Cala la raccolta, mentre si sentono gli effetti benefici del lockdown sul combined ratio, che passa dal 95,6% all’82,1%

25/08/2020
Unipol ha chiuso il primo semestre con un utile di 616,6 milioni di euro, in calo rispetto ai 773,3 milioni dello stesso periodo del 2019, esercizio che aveva beneficiato di una posta straordinaria di 421 milioni legata al primo consolidamento a patrimonio netto di Bper. Il dato normalizzato segna un balzo dell'utile da 353 a 617 milioni di euro (+74,8%), influenzato dalla "riduzione della sinistralità durante il periodo di lockdown", spiega una nota del gruppo bolognese.
Diminuisce la raccolta (- 16,4% rispetto al primo semestre 2019) a 6,1 miliardi, ma il combined ratio danni mette segna un forte miglioramento, passando dal 94,6% all'82,1%, proprio grazie al calo dei sinistri. L'indice di solvibilità del gruppo è pari al 188%.
 Nonostante la pandemia di coronavirus, alla luce dell'andamento del semestre e "forte anche di una posizione patrimoniale solida", Unipol si attende "un andamento reddituale della gestione per l'anno in corso in linea con gli obiettivi fissati nel piano Industriale".  
La capogruppo UnipolSai  ha chiuso il semestre con un utile di 560 milioni, in crescita del 32,7%, sempre in scia al calo dei sinistri legato al lockdown.

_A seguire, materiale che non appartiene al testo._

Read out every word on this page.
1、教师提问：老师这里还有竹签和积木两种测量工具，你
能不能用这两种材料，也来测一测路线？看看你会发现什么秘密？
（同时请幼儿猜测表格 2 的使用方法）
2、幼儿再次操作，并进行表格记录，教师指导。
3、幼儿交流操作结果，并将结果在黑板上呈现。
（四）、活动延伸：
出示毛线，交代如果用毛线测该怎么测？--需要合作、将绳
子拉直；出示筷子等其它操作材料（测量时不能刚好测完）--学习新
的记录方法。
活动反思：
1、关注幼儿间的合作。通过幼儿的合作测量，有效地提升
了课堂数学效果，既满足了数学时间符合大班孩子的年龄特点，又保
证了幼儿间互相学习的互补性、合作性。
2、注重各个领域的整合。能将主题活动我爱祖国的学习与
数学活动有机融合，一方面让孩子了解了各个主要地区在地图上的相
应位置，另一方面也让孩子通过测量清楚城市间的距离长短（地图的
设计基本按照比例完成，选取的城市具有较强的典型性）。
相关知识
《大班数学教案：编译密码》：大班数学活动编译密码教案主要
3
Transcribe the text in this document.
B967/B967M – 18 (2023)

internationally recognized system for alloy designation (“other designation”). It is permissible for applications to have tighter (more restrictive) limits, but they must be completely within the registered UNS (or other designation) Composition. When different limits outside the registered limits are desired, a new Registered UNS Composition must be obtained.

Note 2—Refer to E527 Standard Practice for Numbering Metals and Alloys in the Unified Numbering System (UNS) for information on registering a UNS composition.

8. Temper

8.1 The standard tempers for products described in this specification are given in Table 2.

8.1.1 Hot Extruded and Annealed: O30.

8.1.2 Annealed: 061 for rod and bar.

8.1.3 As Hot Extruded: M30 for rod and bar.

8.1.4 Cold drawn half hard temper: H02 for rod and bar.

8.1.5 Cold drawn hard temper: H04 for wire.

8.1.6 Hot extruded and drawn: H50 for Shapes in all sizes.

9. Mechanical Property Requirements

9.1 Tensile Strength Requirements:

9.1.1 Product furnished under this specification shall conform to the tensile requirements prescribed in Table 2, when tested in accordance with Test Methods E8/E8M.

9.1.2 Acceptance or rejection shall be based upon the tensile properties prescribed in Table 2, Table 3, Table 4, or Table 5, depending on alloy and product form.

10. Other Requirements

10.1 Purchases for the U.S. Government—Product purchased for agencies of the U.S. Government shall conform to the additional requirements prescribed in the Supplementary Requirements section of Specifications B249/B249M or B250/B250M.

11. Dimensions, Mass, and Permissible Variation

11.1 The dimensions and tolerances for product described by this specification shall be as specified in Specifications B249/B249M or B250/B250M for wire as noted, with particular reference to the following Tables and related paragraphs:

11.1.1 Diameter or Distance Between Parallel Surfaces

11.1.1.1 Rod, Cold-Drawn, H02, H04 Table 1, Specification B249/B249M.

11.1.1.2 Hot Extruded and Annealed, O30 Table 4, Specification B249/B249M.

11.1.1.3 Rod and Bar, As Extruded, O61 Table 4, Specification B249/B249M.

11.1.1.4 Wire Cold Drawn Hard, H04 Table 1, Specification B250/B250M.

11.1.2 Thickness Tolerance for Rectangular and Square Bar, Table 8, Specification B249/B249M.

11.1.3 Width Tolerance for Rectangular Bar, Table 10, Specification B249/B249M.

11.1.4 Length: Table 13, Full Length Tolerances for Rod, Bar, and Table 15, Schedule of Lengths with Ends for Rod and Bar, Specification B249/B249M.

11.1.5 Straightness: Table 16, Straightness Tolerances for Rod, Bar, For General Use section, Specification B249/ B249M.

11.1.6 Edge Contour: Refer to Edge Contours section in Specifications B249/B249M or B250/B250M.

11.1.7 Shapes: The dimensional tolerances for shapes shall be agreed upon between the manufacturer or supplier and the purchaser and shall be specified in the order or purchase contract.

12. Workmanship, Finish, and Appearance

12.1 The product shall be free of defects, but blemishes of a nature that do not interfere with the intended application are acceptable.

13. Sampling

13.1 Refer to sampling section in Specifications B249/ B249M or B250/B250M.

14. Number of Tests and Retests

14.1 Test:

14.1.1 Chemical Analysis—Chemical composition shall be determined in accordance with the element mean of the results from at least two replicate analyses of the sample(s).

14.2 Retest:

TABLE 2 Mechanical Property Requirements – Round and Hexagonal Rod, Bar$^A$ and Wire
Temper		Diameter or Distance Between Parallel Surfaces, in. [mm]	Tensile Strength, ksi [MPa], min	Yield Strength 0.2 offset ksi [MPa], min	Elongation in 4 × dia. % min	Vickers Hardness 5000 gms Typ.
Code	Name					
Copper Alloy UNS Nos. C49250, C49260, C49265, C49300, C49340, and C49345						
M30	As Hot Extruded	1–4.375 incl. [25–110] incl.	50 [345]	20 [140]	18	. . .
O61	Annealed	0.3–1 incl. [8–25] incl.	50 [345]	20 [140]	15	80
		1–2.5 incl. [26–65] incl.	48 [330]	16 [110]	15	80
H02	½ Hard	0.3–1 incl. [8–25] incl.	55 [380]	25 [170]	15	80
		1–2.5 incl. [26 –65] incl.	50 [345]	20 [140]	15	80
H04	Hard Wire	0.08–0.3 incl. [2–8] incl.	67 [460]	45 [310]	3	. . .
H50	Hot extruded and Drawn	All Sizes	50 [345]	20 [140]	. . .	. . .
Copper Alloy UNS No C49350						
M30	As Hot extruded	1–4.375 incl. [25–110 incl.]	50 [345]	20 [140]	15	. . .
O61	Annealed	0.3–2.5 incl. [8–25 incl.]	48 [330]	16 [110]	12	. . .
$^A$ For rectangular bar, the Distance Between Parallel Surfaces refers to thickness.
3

Nel corso della conference call con gli analisti, l’ad di Unipol, Carlo Cimbri (nella foto), ha spiegato che la necessità di mitigare gli effetti che le tensioni sui mercati provocano sul solvency ratio costringerà Unipol a ridurre in maniera significativa "i titoli stato del nostro Paese a beneficio di altri Paesi. Lo dico con rammarico – ha aggiunto Cimbri - in qualità di amministratore di una società italiana ma non possiamo fare diversamente perché il nostro mandato è amministrare al meglio la società per i nostri azionisti". Cimbri ha detto che la riduzione dei Btp avverrà "abbastanza rapidamente attorno al 40% del portafoglio obbligazionario. Mi chiedo se non sia più utile cercare di canalizzare il risparmio degli italiani verso gli investimenti nei titoli del nostro Paese piuttosto che obbligarli nei fatti a fare investimenti in titoli di altri Paesi", specialmente in presenza di "un Paese già fortemente indebitato che andrà ad indebitarsi ulteriormente", ha detto Cimbri, esprimendo dubbi sulle modalità di calcolo del solvency ratio.